A Leader with Chutzpah

“Chutzpah,” originally a Yiddish word and now part of the English language, usually suggests singular audacity, unmitigated gall. In this case no other word will do, for the leader to whom I refer recently displayed nothing so much as unmitigated, unadulterated chutzpah. He is the German-born Austrian businessman who leads Volkswagen.

Herbert Diess is Volkswagen’s chief executive officer and chairman of its management board. What did he do that was so outrageous? What did he do while President Vladimir Putin was promoting Ukrainian landgrabs and President Volodymyr Zelensky was railing against Russian atrocities? Diess had the temerity to say that in the interest of commerce the war should quickly be ended. “I think we should do the utmost to really stop this war and get back… to trying to open up the world again. I think we should not give up on open markets and free trade and I think we should not give up on negotiating and trying to settle,” opined Diess.

No surprise that his remarks drew this sharp retort from Ukraine’s foreign minister, Dmytro Kuleba: “The best strategy for major German business would be to fully sever business ties with Russia and then call on Russia to stop the war and return to diplomacy.” And no surprise that Diess’s remarks elicited this sardonic reply from Ukraine’s ambassador to Germany: “In Kyiv people would prefer the VW CEO to address President Putin personally, a man he knows well, and the man who has unleashed this war of destruction against Ukraine.”

On the face of it, what Diess said is not objectionable.
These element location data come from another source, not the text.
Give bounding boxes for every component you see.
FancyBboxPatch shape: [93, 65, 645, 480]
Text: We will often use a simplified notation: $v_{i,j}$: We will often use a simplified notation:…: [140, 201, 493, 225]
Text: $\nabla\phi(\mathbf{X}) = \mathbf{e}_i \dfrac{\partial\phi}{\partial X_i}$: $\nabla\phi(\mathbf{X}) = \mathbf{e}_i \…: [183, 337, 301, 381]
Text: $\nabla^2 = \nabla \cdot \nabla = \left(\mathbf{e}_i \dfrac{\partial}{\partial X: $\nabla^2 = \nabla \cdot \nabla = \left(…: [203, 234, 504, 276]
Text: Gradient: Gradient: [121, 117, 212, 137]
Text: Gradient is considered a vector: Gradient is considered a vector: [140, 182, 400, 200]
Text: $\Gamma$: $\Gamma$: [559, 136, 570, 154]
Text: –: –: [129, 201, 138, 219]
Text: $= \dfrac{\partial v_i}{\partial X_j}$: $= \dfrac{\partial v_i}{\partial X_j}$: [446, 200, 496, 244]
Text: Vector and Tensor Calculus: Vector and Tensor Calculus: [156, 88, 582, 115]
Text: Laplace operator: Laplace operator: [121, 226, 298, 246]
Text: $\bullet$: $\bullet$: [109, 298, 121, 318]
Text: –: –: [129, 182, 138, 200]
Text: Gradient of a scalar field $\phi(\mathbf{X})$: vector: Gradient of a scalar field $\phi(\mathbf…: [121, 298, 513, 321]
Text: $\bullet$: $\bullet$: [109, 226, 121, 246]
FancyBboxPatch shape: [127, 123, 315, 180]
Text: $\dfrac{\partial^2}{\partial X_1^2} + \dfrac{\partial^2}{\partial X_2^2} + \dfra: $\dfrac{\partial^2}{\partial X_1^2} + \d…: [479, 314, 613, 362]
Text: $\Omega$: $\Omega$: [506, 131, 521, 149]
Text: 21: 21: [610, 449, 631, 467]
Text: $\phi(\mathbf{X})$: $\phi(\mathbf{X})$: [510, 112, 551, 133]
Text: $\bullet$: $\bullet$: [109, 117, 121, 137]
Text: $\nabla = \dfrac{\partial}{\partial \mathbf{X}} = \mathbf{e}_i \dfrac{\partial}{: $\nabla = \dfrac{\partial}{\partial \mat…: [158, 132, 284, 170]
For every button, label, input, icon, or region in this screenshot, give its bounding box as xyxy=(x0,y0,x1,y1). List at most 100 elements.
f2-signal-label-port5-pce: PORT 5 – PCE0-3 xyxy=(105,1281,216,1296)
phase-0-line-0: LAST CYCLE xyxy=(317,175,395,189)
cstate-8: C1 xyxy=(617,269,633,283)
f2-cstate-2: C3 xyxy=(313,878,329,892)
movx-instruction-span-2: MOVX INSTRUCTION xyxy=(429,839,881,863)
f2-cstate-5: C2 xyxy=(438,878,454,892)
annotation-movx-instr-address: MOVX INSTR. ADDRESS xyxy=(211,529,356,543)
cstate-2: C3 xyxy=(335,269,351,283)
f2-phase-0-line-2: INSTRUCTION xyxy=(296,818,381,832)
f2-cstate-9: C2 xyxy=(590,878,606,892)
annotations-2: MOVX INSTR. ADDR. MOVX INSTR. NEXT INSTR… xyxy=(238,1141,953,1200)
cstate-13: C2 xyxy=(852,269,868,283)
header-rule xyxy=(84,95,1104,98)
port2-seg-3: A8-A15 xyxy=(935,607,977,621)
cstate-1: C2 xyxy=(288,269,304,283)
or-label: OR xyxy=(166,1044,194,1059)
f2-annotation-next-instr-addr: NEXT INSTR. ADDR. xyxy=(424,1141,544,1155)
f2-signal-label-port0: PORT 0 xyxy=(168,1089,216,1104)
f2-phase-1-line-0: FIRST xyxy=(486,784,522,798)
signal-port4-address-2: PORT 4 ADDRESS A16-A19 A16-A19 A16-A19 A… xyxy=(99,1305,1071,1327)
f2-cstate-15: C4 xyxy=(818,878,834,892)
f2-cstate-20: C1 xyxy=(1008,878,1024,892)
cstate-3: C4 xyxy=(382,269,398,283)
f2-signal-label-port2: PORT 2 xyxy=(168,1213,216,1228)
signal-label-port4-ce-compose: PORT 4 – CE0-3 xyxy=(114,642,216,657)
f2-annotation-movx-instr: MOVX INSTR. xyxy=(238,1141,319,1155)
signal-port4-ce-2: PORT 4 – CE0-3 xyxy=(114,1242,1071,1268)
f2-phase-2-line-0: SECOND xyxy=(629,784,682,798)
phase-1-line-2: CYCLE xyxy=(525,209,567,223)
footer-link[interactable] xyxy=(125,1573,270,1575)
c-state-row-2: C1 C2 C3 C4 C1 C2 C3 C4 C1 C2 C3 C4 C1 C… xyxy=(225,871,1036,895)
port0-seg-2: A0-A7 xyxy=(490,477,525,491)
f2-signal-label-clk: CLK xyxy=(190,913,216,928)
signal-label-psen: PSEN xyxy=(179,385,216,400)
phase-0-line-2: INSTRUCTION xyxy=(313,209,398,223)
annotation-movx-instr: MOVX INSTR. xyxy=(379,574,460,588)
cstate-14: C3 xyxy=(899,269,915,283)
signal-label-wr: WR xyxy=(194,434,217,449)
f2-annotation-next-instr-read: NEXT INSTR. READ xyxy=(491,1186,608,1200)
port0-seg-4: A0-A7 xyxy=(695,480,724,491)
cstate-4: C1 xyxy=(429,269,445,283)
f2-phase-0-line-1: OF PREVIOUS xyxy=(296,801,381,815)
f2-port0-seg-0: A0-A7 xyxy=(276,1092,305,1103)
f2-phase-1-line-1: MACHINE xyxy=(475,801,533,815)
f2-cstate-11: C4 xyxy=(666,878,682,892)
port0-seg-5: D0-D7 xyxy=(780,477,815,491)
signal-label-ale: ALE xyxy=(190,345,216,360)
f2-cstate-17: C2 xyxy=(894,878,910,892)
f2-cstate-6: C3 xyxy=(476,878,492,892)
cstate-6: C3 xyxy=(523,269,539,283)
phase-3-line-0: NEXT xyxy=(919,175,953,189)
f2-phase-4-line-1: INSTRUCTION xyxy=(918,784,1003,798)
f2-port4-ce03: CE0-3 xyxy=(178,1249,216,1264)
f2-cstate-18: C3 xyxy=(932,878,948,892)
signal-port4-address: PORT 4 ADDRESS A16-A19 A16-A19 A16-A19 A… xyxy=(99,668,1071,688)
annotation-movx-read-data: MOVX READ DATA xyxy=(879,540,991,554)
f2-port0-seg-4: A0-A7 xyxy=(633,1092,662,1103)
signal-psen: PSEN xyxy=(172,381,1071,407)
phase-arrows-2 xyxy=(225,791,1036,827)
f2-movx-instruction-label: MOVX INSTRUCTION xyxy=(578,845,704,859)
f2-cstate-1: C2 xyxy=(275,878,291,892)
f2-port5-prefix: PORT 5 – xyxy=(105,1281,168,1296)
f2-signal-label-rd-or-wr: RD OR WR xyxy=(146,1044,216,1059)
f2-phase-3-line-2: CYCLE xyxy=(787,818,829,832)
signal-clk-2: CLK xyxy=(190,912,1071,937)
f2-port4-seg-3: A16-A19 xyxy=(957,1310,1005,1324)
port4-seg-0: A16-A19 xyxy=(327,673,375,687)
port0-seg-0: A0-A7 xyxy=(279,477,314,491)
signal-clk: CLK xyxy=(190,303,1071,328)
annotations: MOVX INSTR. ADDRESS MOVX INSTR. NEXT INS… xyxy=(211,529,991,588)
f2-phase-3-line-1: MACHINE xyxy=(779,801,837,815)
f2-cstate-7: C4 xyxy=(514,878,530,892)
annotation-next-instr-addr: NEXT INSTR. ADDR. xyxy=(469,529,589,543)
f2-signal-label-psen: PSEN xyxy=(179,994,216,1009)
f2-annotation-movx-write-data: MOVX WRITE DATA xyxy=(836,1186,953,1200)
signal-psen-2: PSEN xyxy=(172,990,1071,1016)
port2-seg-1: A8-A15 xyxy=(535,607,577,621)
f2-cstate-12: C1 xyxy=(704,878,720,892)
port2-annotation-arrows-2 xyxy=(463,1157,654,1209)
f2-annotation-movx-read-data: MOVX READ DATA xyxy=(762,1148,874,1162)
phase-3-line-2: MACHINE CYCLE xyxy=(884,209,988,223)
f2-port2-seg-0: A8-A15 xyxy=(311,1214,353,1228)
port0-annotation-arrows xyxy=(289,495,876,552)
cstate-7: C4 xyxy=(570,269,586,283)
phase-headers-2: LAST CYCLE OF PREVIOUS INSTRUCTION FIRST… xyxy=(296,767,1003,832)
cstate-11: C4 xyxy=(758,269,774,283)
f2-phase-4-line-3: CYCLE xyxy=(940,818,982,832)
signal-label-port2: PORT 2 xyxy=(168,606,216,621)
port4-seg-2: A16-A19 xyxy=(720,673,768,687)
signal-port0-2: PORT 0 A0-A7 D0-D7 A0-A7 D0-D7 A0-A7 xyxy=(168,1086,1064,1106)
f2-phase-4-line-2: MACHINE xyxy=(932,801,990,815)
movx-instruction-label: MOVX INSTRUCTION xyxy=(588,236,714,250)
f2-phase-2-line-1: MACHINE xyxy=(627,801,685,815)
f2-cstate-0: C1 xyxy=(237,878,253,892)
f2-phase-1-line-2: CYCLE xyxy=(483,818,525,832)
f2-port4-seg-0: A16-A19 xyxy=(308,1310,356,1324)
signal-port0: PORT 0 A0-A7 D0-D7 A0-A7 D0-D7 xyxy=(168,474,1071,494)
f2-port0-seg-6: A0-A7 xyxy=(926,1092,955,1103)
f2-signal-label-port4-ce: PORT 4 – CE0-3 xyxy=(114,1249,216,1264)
All he did was to advocate a return to the negotiating table. But here five reasons why what he said and why him saying it were beyond the pale. First, his argument prioritized money and business over politics and principle. Second, his words were in direct opposition to the stand publicly taken both by NATO and the European Union. Third, the West has made clear that whatever the path to peace, it must be decided by Ukrainians, not by Germans or by anyone else. Fourth, Diess displayed a tin ear for timing. He spoke just as Putin reasserted on May 9, Russia’s Victory Day, that its troops were “fighting on their own land.” And, finally, most importantly, what Diess said was wildly inappropriate because all Russian rhetoric surrounding the war in Ukraine has been laced with the word “Nazis.”

When Putin invaded Ukraine in late February he said Russia would “strive for the demilitarization and denazification of Ukraine.” This “denazification” has been Putin’s most persistent theme, despite no evidence whatsoever that Ukraine’s government is riddled with Nazis. And despite Zelensky himself being a Jew who lost close family during the Holocaust. Still Putin won’t let go. Last week he sent a congratulatory telegram to separatists in eastern Ukraine declaring they and the Russian military were “fighting shoulder to shoulder to liberate their homeland from Nazi filth.” And on May 9, in his ostensibly celebratory Victory Day speech, he reiterated there was “no place in the world for executioners, punishers, and Nazis.”

If Diess were an ordinary CEO astride an ordinary company his remarks would have been ill founded. But he is not. He himself has a checkered history – Diess was prosecuted for his role in Volkswagen’s manipulation of its diesel emissions – and the company he leads has an even much more checkered history.

Volkswagen was established in 1937 by the Nazis. Chancellor Adolf Hitler was deeply involved in Volkswagen from start, decreeing the company should create an inexpensive “people’s car,” capable of carrying two adults and three children. During the Second World War Volkswagen’s mission changed. The production of cars for civilians stopped, while the production of vehicles for the German military started. To increase output and meet its targets Volkswagen used some 15,000 slave laborers, all recruited from concentration camps.

No reason for Volkswagen in the present constantly to atone for its past. But – especially given Putin’s repeated use of Nazis imagery – good reason for Volkswagen in the present to mind its own business. As to Diess, perhaps he likes being a chutzpadik. But it does not become him.